Тем не менее Лавра должна считаться одним из древнейших монастырей на Афоне и заключает в себе кроме ризницы драгоценную роспись трапезы, древние иконы, мозаические изображения и рукописи, из коих некоторые восходят даже к X в. (10)
Слишком занятая и деловая жизнь, посвященная важным государственным заботам, должна была отвлекать внимание государя в сторону от того мечтательного идеала, какой носился перед ним вследствие бесед с Афанасием. С годами Никифора более и более завлекали военные предприятия, посредством которых он надеялся сломить преобладание мусульманства и возвратить империи так давно утраченное ею на Востоке первенство. Но непрекращавшиеся войны истощали государственные средства и побуждали Никифора прибегать к экстренным мерам для пополнения казны. Вследствие того прежняя популярность царя начала уменьшаться. В особенности городское население не могло простить Никифору его явного предпочтения, оказываемого военному сословию. Ему ставили в вину обыкновенно случайные и несчастные недоразумения, бывавшие на ученьях и смотрах (11). Слишком много вредила Никифору корыстолюбивая финансовая система его брата, куропалата Льва, который искусственно повышал цены на хлеб и пускал его в продажу по высокой цене из своих складов.
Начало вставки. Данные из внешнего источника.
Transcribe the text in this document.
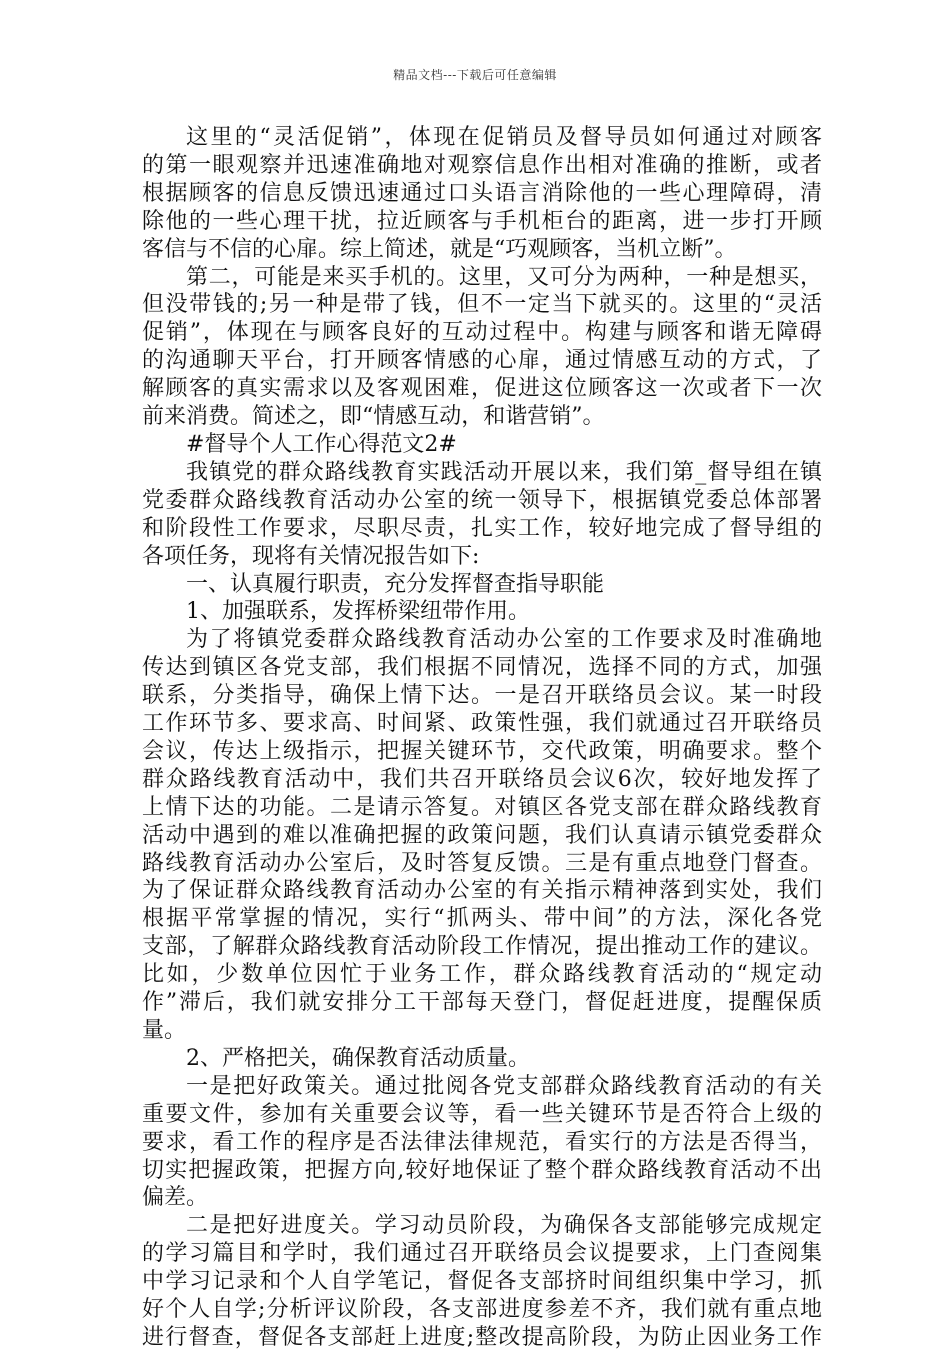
精品文档---下载后可任意编辑
这里的“灵活促销”，体现在促销员及督导员如何通过对顾客
的第一眼观察并迅速准确地对观察信息作出相对准确的推断，或者
根据顾客的信息反馈迅速通过口头语言消除他的一些心理障碍，清
除他的一些心理干扰，拉近顾客与手机柜台的距离，进一步打开顾
客信与不信的心扉。综上简述，就是“巧观顾客，当机立断”。
第二，可能是来买手机的。这里，又可分为两种，一种是想买，
但没带钱的;另一种是带了钱，但不一定当下就买的。这里的“灵活
促销”，体现在与顾客良好的互动过程中。构建与顾客和谐无障碍
的沟通聊天平台，打开顾客情感的心扉，通过情感互动的方式，了
解顾客的真实需求以及客观困难，促进这位顾客这一次或者下一次
前来消费。简述之，即“情感互动，和谐营销”。
#督导个人工作心得范文2#
我镇党的群众路线教育实践活动开展以来，我们第_督导组在镇
党委群众路线教育活动办公室的统一领导下，根据镇党委总体部署
和阶段性工作要求，尽职尽责，扎实工作，较好地完成了督导组的
各项任务，现将有关情况报告如下:
一、认真履行职责，充分发挥督查指导职能
1、加强联系，发挥桥梁纽带作用。
为了将镇党委群众路线教育活动办公室的工作要求及时准确地
传达到镇区各党支部，我们根据不同情况，选择不同的方式，加强
联系，分类指导，确保上情下达。一是召开联络员会议。某一时段
工作环节多、要求高、时间紧、政策性强，我们就通过召开联络员
会议，传达上级指示，把握关键环节，交代政策，明确要求。整个
群众路线教育活动中，我们共召开联络员会议6次，较好地发挥了
上情下达的功能。二是请示答复。对镇区各党支部在群众路线教育
活动中遇到的难以准确把握的政策问题，我们认真请示镇党委群众
路线教育活动办公室后，及时答复反馈。三是有重点地登门督查。
为了保证群众路线教育活动办公室的有关指示精神落到实处，我们
根据平常掌握的情况，实行“抓两头、带中间”的方法，深化各党
支部，了解群众路线教育活动阶段工作情况，提出推动工作的建议。
比如，少数单位因忙于业务工作，群众路线教育活动的“规定动
作”滞后，我们就安排分工干部每天登门，督促赶进度，提醒保质
量。
2、严格把关，确保教育活动质量。
一是把好政策关。通过批阅各党支部群众路线教育活动的有关
重要文件，参加有关重要会议等，看一些关键环节是否符合上级的
要求，看工作的程序是否法律法律规范，看实行的方法是否得当，
切实把握政策，把握方向,较好地保证了整个群众路线教育活动不出
偏差。
二是把好进度关。学习动员阶段，为确保各支部能够完成规定
的学习篇目和学时，我们通过召开联络员会议提要求，上门查阅集
中学习记录和个人自学笔记，督促各支部挤时间组织集中学习，抓
好个人自学;分析评议阶段，各支部进度参差不齐，我们就有重点地
进行督查，督促各支部赶上进度;整改提高阶段，为防止因业务工作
Под предлогом больших издержек на содержание войска государь вводил новые неслыханные налоги и тем изнурял народ. «По всему городу распространился ропот недовольных, что два брата наполняют свою казну народным имением и общие бедствия обращают в свою пользу». Еще определеннее знакомит с причинами обнаружившейся нелюбви к Никифору историк Кедрин (12).